Sparring can be intimidating. While some people love to spar, it makes others anxious, even to the point or avoiding it altogether. If this describes you, know that there are ways to build your confidence for taekwon-do sparring. Sparring may not become your favourite thing, but there’s no need to fear it. And who knows: maybe you’ll even come to like it.
1. Remember: sparring is a game, not a fight
I’ve seen some hardcore martial artists decry that point sparring styles like taekwon-do are essentially games; you aren’t really learning to fight. But that’s OK. While there’s a place for hard sparring and learning to fight for real, that’s not what most people are into. Most people are better off sticking to light-contact sparring.
Taekwon-do sparring is essentially a game of tag using fight-derived techniques. You don’t need to hurt each other. You barely need to touch each other. And you’re definitely not trying to fight each other. You’re trying to tag your partner’s scoring zones so you can rack up points. That’s it.
And you don’t have to win every time. Sometimes it’s fun just to play.
When people enjoy sparring, they can ramp up the intensity, but it’s still a game. If that level of intensity isn’t for you, you don’t need to go there. If you feel yourself getting worked up, breathe deeply, try to remain calm and remember that it’s just a game.
2. Talk to your instructor
Your instructor wants you to spar. And not just to spar: they want you to enjoy it. So they’re your best ally. And if you don’t talk to your instructor, they can’t help.

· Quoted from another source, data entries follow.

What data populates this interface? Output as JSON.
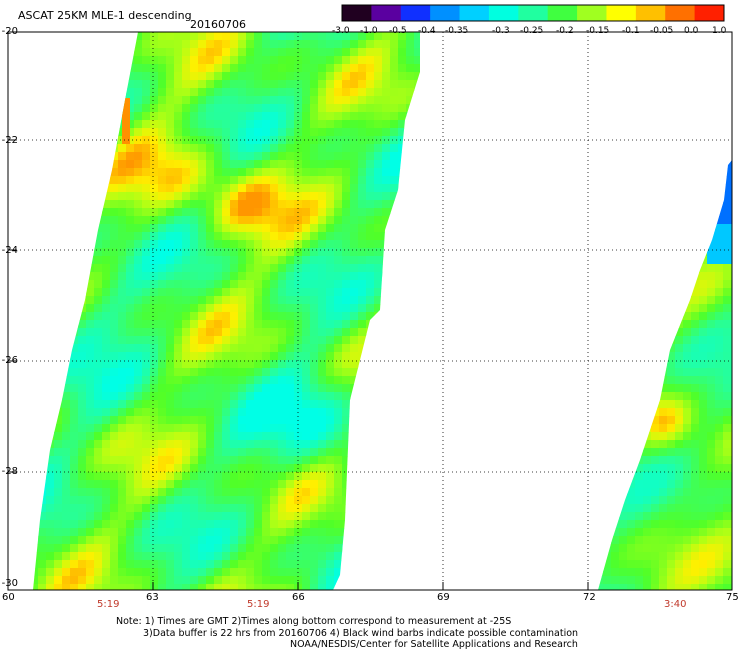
{
  "header": {
    "title": "ASCAT 25KM MLE-1 descending",
    "date": "20160706"
  },
  "colorbar": {
    "labels": [
      "-3.0",
      "-1.0",
      "-0.5",
      "-0.4",
      "-0.35",
      "-0.3",
      "-0.25",
      "-0.2",
      "-0.15",
      "-0.1",
      "-0.05",
      "0.0",
      "1.0"
    ],
    "colors": [
      "#200020",
      "#5a00a0",
      "#1030ff",
      "#0090ff",
      "#00d0ff",
      "#00ffe0",
      "#20ffa0",
      "#40ff40",
      "#a0ff20",
      "#ffff00",
      "#ffc000",
      "#ff7000",
      "#ff2000"
    ]
  },
  "axes": {
    "lat_labels": [
      "-20",
      "-22",
      "-24",
      "-26",
      "-28",
      "-30"
    ],
    "lon_labels": [
      "60",
      "63",
      "66",
      "69",
      "72",
      "75"
    ],
    "time_labels": [
      "5:19",
      "5:19",
      "3:40"
    ]
  },
  "notes": {
    "line1": "Note: 1) Times are GMT 2)Times along bottom correspond to measurement at -25S",
    "line2": "3)Data buffer is 22 hrs from 20160706 4) Black wind barbs indicate possible contamination",
    "line3": "NOAA/NESDIS/Center for Satellite Applications and Research"
  }
}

Tell your instructor about your concerns. Tell them that you have some strategies you want to try to help build your confidence for taekwon-do sparring. Ask if they have any more suggestions. Depending on your instructor’s teaching style, they may help you find suitable sparring partners, they may provide motivation, they may talk to other students to help get them on board with your new strategies, or they may even incorporate some of your ideas into the next sparring class for everyone to try.
3. Try sparring variations
Many taekwon-do clubs use variations on regular free-sparring from time to time, such as allowing only hand techniques, or only foot techniques. These variations introduce some diversity into sparring classes. But they also help students learn by allowing them to focus on only one aspect of their sparring game without having to keep track of everything else at the same time.
You don’t have to wait for your instructor’s command to try a different twist on sparring. As long as your instructor and partner are willing, you could introduce a variation while everyone else is free sparring. For example:
- No contact: Just like regular free sparring, but you and your partner agree that your techniques will not make contact.
- Slow motion: There’s no need for instant-replay super-slow motion. But if you spar at 60-80% of your full speed, you can not only reduce the contact level, but also make it easier to see techniques coming and to think about what you want to throw. This can ease some of the pressure, and has the added benefit of giving you a great way to work on some of the more technical aspects of sparring.
- Sparring tag: I’ve already said that sparring is like a game of tag. But you can also turn it into a literal game of tag. To play, one partner is “it” and can attack. The other partner can only block and dodge. As soon as the partner who is “it” scores a point, the roles switch. Not only does this inject a little extra fun by turning sparring into a more obvious game, but it also helps you work on your defence.
4. Talk to your partner
You’ve already talked to your instructor about your concerns, but make sure to talk to each of your partners as well. Perhaps you want to float the idea of trying a variation on free sparring. Or perhaps you want to stick to light contact. Your partners can’t read your mind. If you don’t tell them, there’s no way for them to know what you want.
5. Have a goal in mind
Each time you spar, try to have some sort of goal in mind. Typically, that goal should be to work on a specific skill. Perhaps you want to focus on using your punches more effectively. Maybe you want to work on dodging. Or perhaps you want to throw a greater variety of kicks. It could be anything. Keeping a goal in mind can help you focus on you instead of on the person trying to kick you back. Over time, you’ll hopefully see your skills improve, which can improve your confidence.
Can’t think of a goal? Ask your instructor. They’ve seen your sparring, and will know where you need to focus most.
Bonus (for instructors): Talk about sparring—a lot
The more you talk about sparring in class, the more you normalize it. It becomes a part of day-to-day taekwon-do life instead of this big, scary thing.
When you do pad drills, talk about how the students can apply them to sparring. Throughout your classes, give you students plenty of tips on sparring technique and strategy. This will help them connect the dots in their heads so they know what to do when they put on the gear.
Start talking about sparring while your students are still white belts. The more they hear you talk about strategy before they start sparring, the less intimidating it will be when they actually gear up.
Building confidence for taekwon-do sparring isn’t magic, but it does take practice. And both the student and the instructor have important roles to play.